Central to the film is debunking the faulty information that the National Institutes of Health (NIH) reported from its Women’s Health Initiative study in 2002. The women’s study, NIH officials said then, showed that hormone therapy increased the risk of breast cancer, heart attack, blood clots and stroke. Millions of frightened women flushed their hormones down the toilet, according to the film, and many suffered fairly extreme health consequences because of abrupt hormone withdrawal.
Through interviews with a variety of experts in the field of menopause, the film contends there were methodological errors in the study, and the manner in which the findings were interpreted and reported was deeply flawed. The film’s medical experts state that many years’ worth of studies have shown the benefits of hormone therapy and that a thorough reading of the data from the Women’s Health Initiative shows that hormone therapy, when begun within 10 years of a woman’s final period, actually prevents serious health problems, including heart disease, osteoporosis, diabetes and colon cancer.

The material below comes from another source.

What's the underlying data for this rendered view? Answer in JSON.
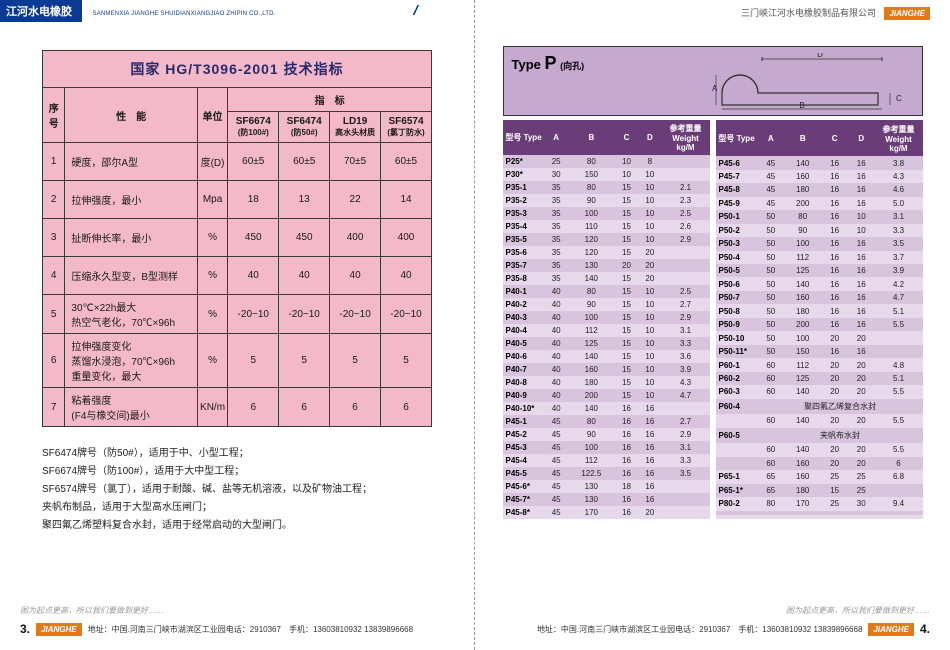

Estrogen plays a significant role in 400 functions in women’s bodies, the film explains, and helps with many organs and systems in the body, including the brain, heart, joints and bones. When estrogen begins to decrease, sometime between the ages of 35 to 50, women can experience a range of ailments, including memory loss, insomnia, depression, loss of libido, painful intercourse, joint pain, weight gain, heart palpitations and more.
“We have to understand this stage of life,” said Heidi Houston, the film’s Aspen, Colo.-based producer, who will be on Vashon for the event. “It is a natural phase.”
Some women experience only minor menopausal difficulties, but for others, problems can be severe. Even if a woman sails through menopause fairly easily, however, the lack of estrogen may still contribute to health problems, such as heart disease, dementia and osteoporosis, one of the medical experts in the film explains.
The documentary does not spell out answers for any woman, Houston said, but it does try to lay out the facts so that women can make decisions based not on fear or media hype but knowledge.
“Information is power,” she said. “If a woman has the correct information, she can ask the correct questions.”
The film is not just for women, Houston stressed. It has traveled to 32 cities so far, and in San Diego, its most recent showing, 40 percent of the audience was men. “They were there to help,” she said.
Following the film, which is roughly 90 minutes long, there will be a 30-minute question and answer session at the theater, followed by a reception with the expert panel at the Vashon’s Women Health Center, a time when women can ask questions of the experts in a more personal setting.
The panel will include three health care professionals from Vashon: Scheer, a certified Menopause Practitioner with the North American Menopause Society; Dr. Marcie Hamrick, a board-certified family medicine practitioner with a specialty in women’s health and integrative medicine, who also practices at Vashon Women’s Health Center, and Myra Willingham, a pharmacist at the Vashon Pharmacy.
Off-Island participants include Dr. Cedar Finkle-Weaver, a gynecologist at Three Tree Women’s Clinic, and Dr. Barbara Levy, who will moderate the event. Levy is one of the experts featured in the film and is the medical director of the Women’s Health & Breast Center of the Franciscan Health System.
Willingham noted that she agreed to be part of the panel so that she could become better informed herself about the issues surrounding the study and where women should go from here.
“There is a lot of ‘re-education’ going on,” she said. “Kim (Scheer) and (her office manager) Heather Flanery are to be commended for bringing this film to the Island.”
Hot Flash Havoc will begin at 1 p.m. Saturday at the Vashon Theatre. A Conversation with the Experts will be begin at 2:30 p.m.
At 3:30 p.m. a reception with “Mood Swing Libations and Hot Flash Tid Bits” will meet at Vashon Women’s Health Center.
Tickets to the event are $25 and are available at the clinic, theater and online at www.hotflashhavoc.net. Proceeds will go to the clinic’s fund for providing care for low-income women.